## Randomly supported independence and resistance

by Per Austrin and Johan Hastad

The actual technical core of this paper is a study of the size of random sets of $n$-bit strings that (w.h.p.) support a $k$-wise independent distribution over $n$-bit strings, where a set $S$ supports a $k$-wise independent distribution if there exists such a distribution whose support is coantianed in $S$. Interestingly, this happens at size $\tildeO(n^k)$, and this result is essentially tight. The paper also studies the size for which every set supports some $k$-wise independent distribution, which is $(1-Omega(1)^k) 2^n$. My feeling is that these results may be useful in the context of proving lower bounds (e.g., for property testing).

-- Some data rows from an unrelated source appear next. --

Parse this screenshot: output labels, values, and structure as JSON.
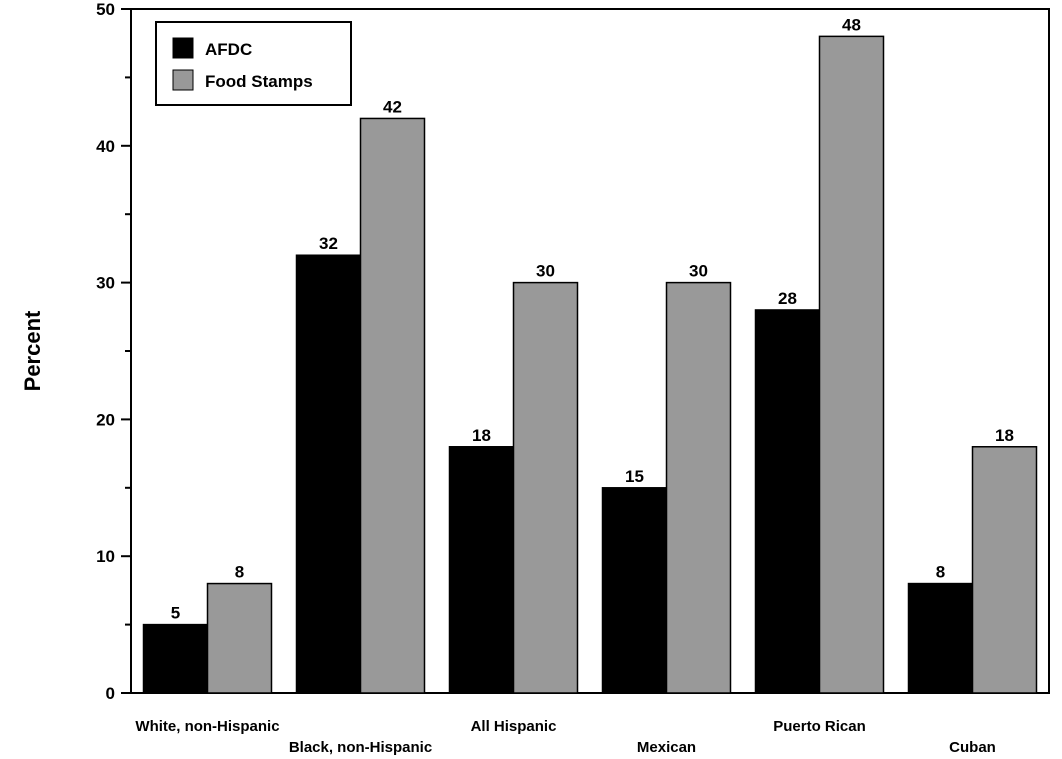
{
  "chart_data": {
    "type": "bar",
    "categories": [
      "White, non-Hispanic",
      "Black, non-Hispanic",
      "All Hispanic",
      "Mexican",
      "Puerto Rican",
      "Cuban"
    ],
    "series": [
      {
        "name": "AFDC",
        "values": [
          5,
          32,
          18,
          15,
          28,
          8
        ],
        "color": "#000000"
      },
      {
        "name": "Food Stamps",
        "values": [
          8,
          42,
          30,
          30,
          48,
          18
        ],
        "color": "#999999"
      }
    ],
    "ylabel": "Percent",
    "xlabel": "",
    "ylim": [
      0,
      50
    ],
    "yticks": [
      0,
      10,
      20,
      30,
      40,
      50
    ],
    "grid": false,
    "legend_position": "top-left"
  }
}
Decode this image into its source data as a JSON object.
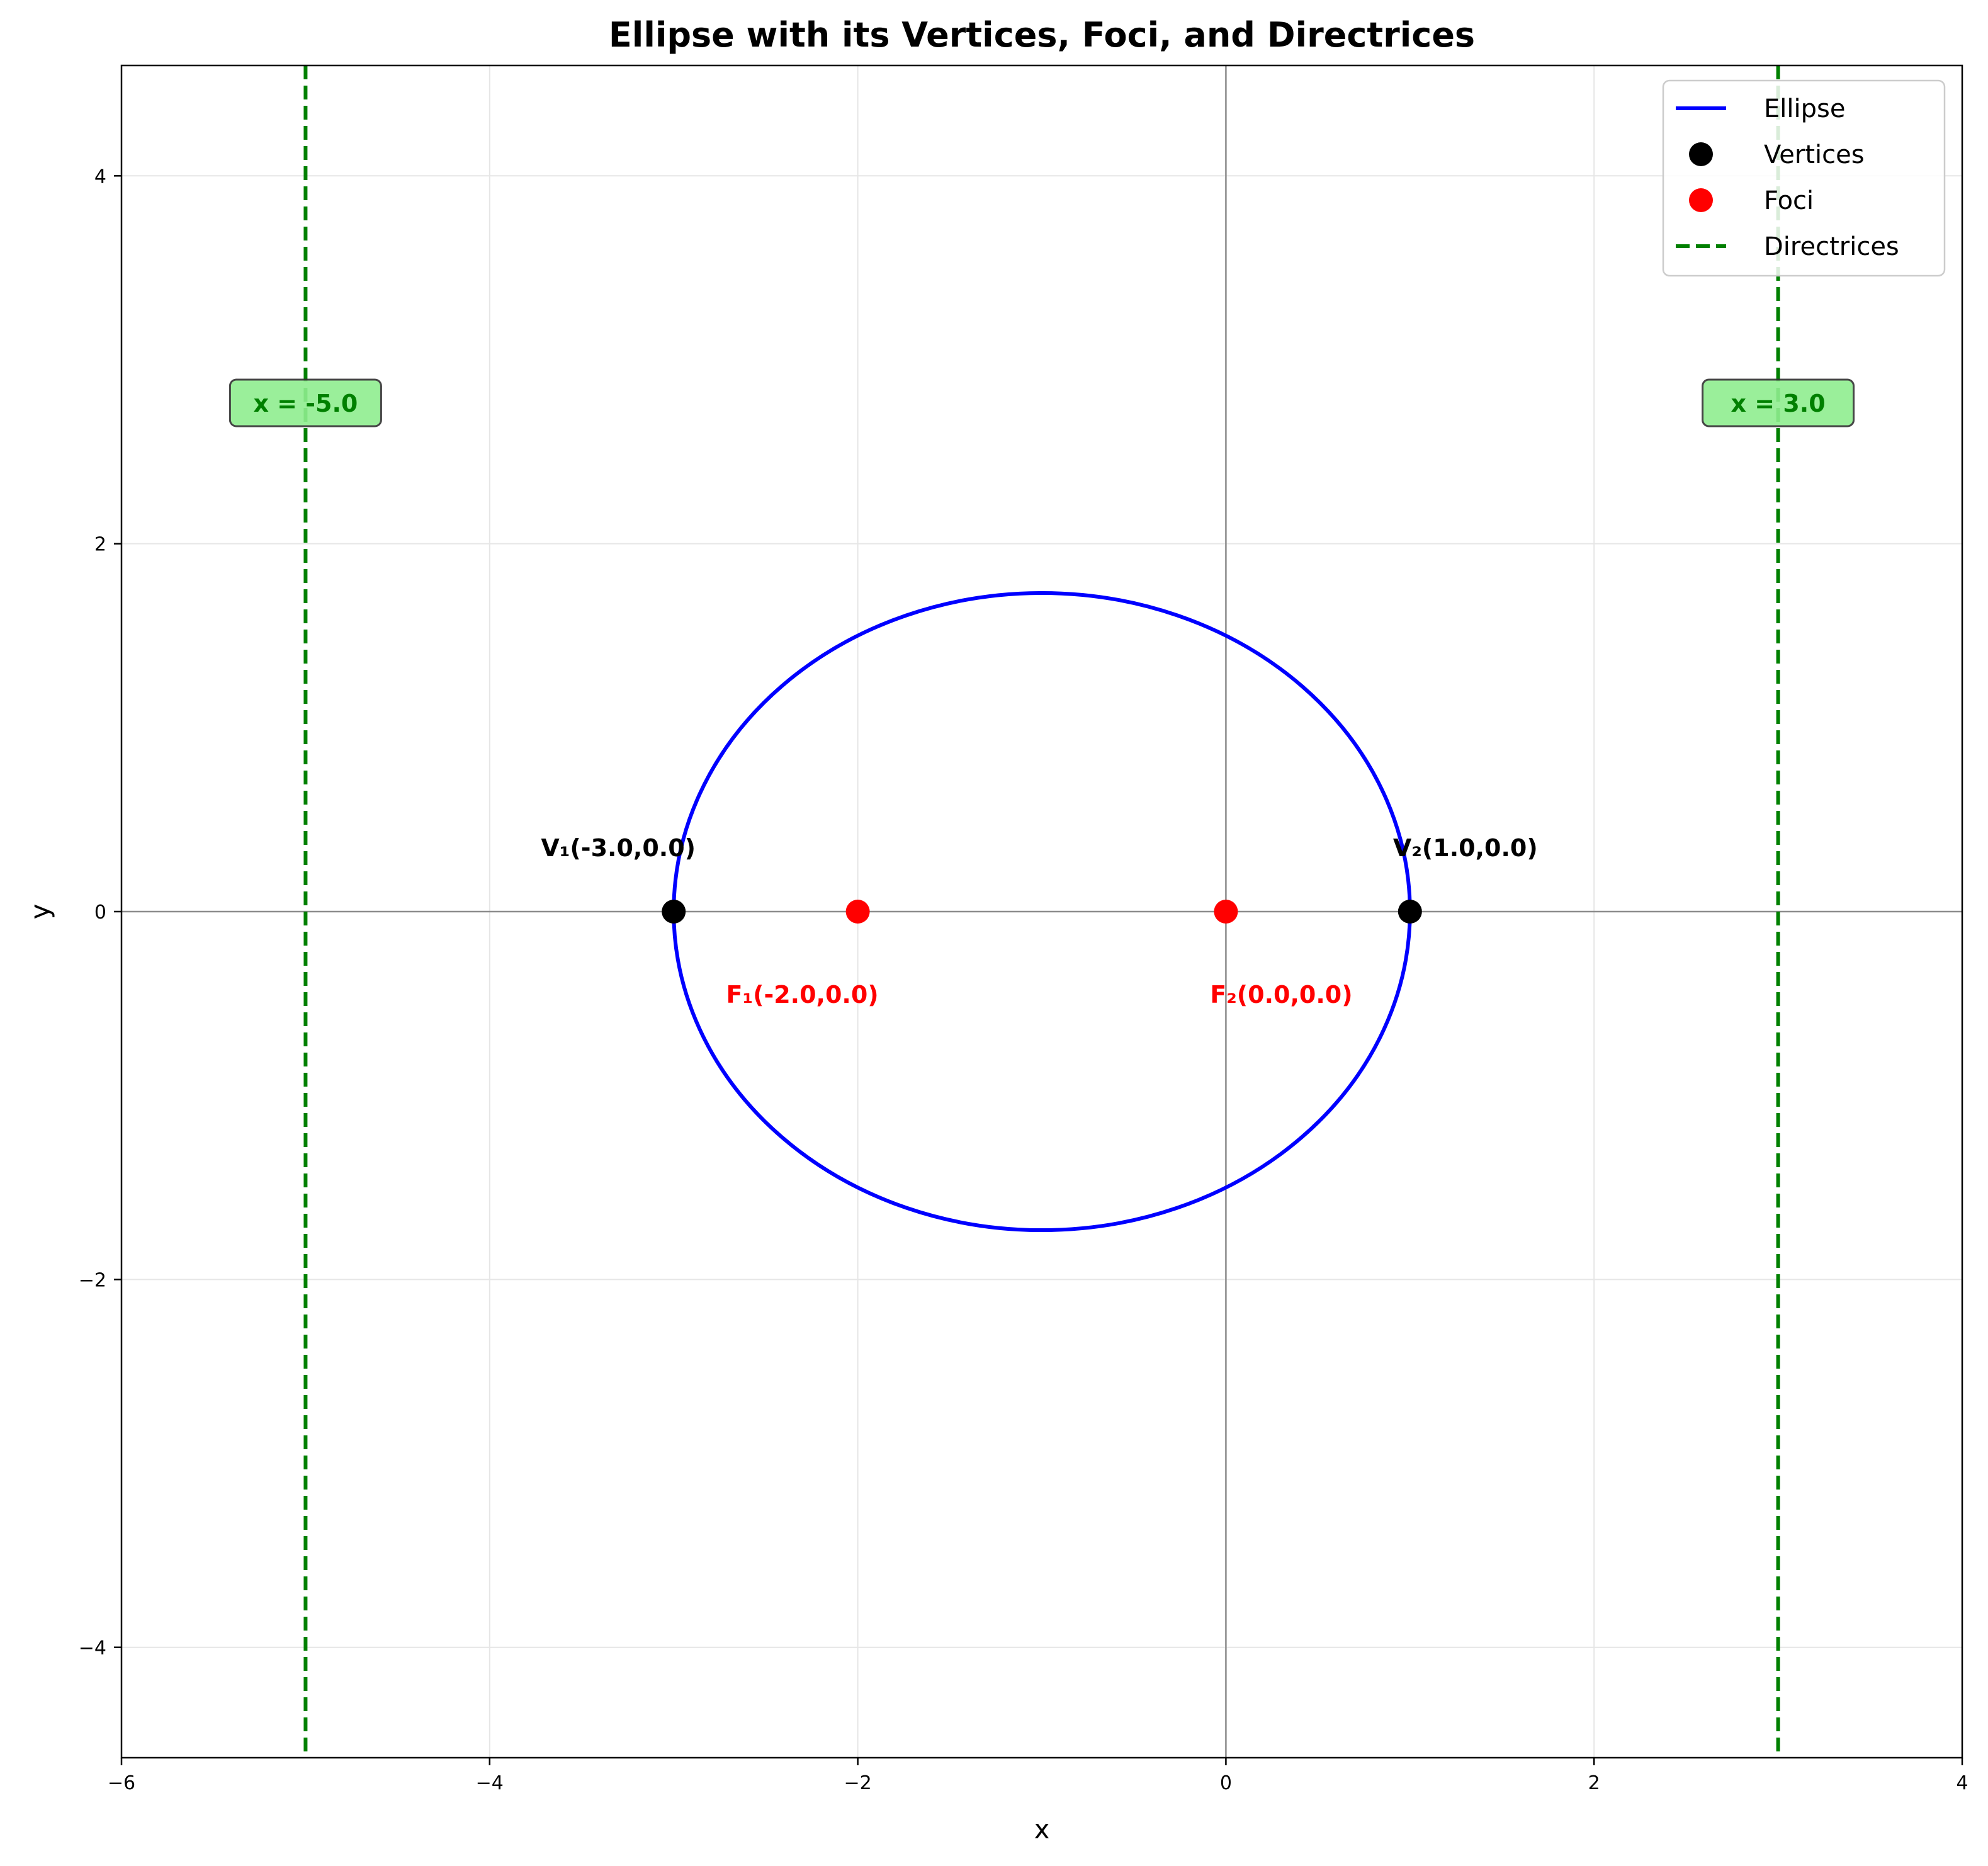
{
  "chart_data": {
    "type": "line",
    "title": "Ellipse with its Vertices, Foci, and Directrices",
    "xlabel": "x",
    "ylabel": "y",
    "xlim": [
      -6,
      4
    ],
    "ylim": [
      -4.6,
      4.6
    ],
    "xticks": [
      -6,
      -4,
      -2,
      0,
      2,
      4
    ],
    "yticks": [
      -4,
      -2,
      0,
      2,
      4
    ],
    "xtick_labels": [
      "−6",
      "−4",
      "−2",
      "0",
      "2",
      "4"
    ],
    "ytick_labels": [
      "−4",
      "−2",
      "0",
      "2",
      "4"
    ],
    "grid": true,
    "legend_position": "top-right",
    "ellipse": {
      "name": "Ellipse",
      "center": [
        -1,
        0
      ],
      "a": 2,
      "b": 1.732,
      "color": "#0000ff"
    },
    "vertices": {
      "name": "Vertices",
      "color": "#000000",
      "points": [
        {
          "x": -3.0,
          "y": 0.0,
          "label": "V₁(-3.0,0.0)"
        },
        {
          "x": 1.0,
          "y": 0.0,
          "label": "V₂(1.0,0.0)"
        }
      ]
    },
    "foci": {
      "name": "Foci",
      "color": "#ff0000",
      "points": [
        {
          "x": -2.0,
          "y": 0.0,
          "label": "F₁(-2.0,0.0)"
        },
        {
          "x": 0.0,
          "y": 0.0,
          "label": "F₂(0.0,0.0)"
        }
      ]
    },
    "directrices": {
      "name": "Directrices",
      "color": "#008000",
      "label_bg": "#90ee90",
      "lines": [
        {
          "x": -5.0,
          "label": "x = -5.0"
        },
        {
          "x": 3.0,
          "label": "x = 3.0"
        }
      ]
    }
  }
}
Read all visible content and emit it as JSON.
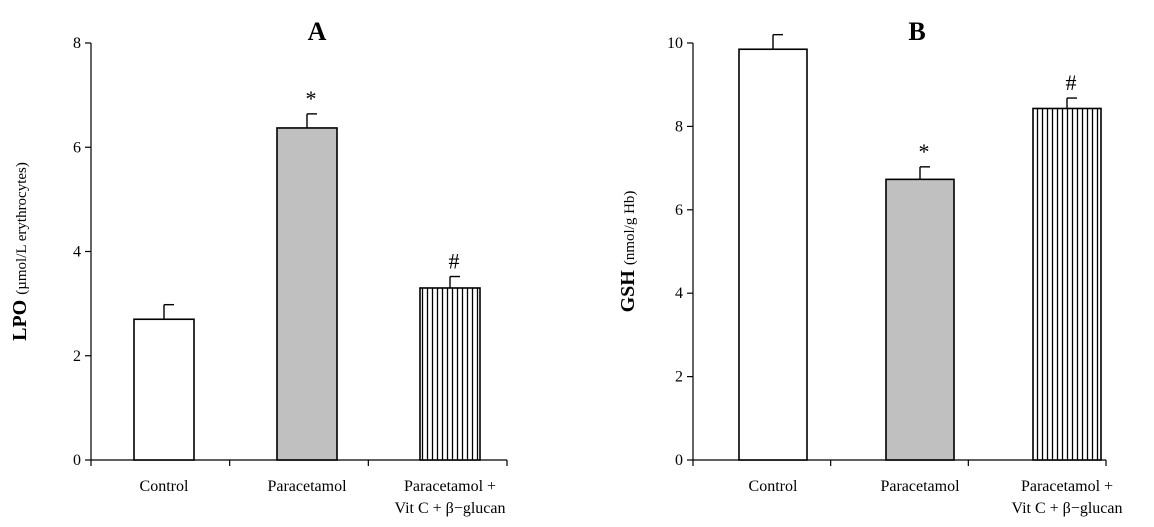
{
  "chart_data": [
    {
      "type": "bar",
      "title": "A",
      "ylabel_main": "LPO",
      "ylabel_unit": "(µmol/L erythrocytes)",
      "categories": [
        "Control",
        "Paracetamol",
        "Paracetamol +|Vit C + β−glucan"
      ],
      "values": [
        2.7,
        6.37,
        3.3
      ],
      "errors": [
        0.28,
        0.27,
        0.22
      ],
      "annotations": [
        "",
        "*",
        "#"
      ],
      "yticks": [
        0,
        2,
        4,
        6,
        8
      ],
      "ylim": [
        0,
        8
      ],
      "fills": [
        "white",
        "gray",
        "stripes"
      ],
      "grid": false
    },
    {
      "type": "bar",
      "title": "B",
      "ylabel_main": "GSH",
      "ylabel_unit": "(nmol/g Hb)",
      "categories": [
        "Control",
        "Paracetamol",
        "Paracetamol +|Vit C + β−glucan"
      ],
      "values": [
        9.85,
        6.73,
        8.43
      ],
      "errors": [
        0.35,
        0.3,
        0.25
      ],
      "annotations": [
        "",
        "*",
        "#"
      ],
      "yticks": [
        0,
        2,
        4,
        6,
        8,
        10
      ],
      "ylim": [
        0,
        10
      ],
      "fills": [
        "white",
        "gray",
        "stripes"
      ],
      "grid": false
    }
  ],
  "colors": {
    "bar_gray": "#c0c0c0",
    "axis": "#000000",
    "bar_white": "#ffffff"
  }
}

The application to approximation resistence follows via a result of Austrin and Mossel (CCC'08).
We prove that for any positive integer $k$, there is a constant $c_k$ such that a randomly selected set of $c_k n^k \log n$ Boolean vectors with high probability supports a balanced $k$-wise independent distribution. In the case of $k \leq 2$ a more elaborate argument gives the stronger bound $c_k n^k$. Using a recent result by Austrin and Mossel this shows that a predicate on $t$ bits, chosen at random among predicates accepting $c_2 t^2$ input vectors, is, assuming the Unique Games Conjecture, likely to be approximation resistant. These results are close to tight: we show that there are other constants, $c_k'$, such that a randomly selected set of cardinality $c_k' n^k$ points is unlikely to support a balanced $k$-wise independent distribution and, for some $c>0$, a random predicate accepting $ct^2/\log t$ input vectors is non-trivially approximable with high probability. In a different application of the result of Austrin and Mossel we prove that, again assuming the Unique Games Conjecture, any predicate on $t$ bits accepting at least $(32/33) \cdot 2^t$ inputs is approximation resistant. Essentially all results extend from the Boolean domain to larger finite domains.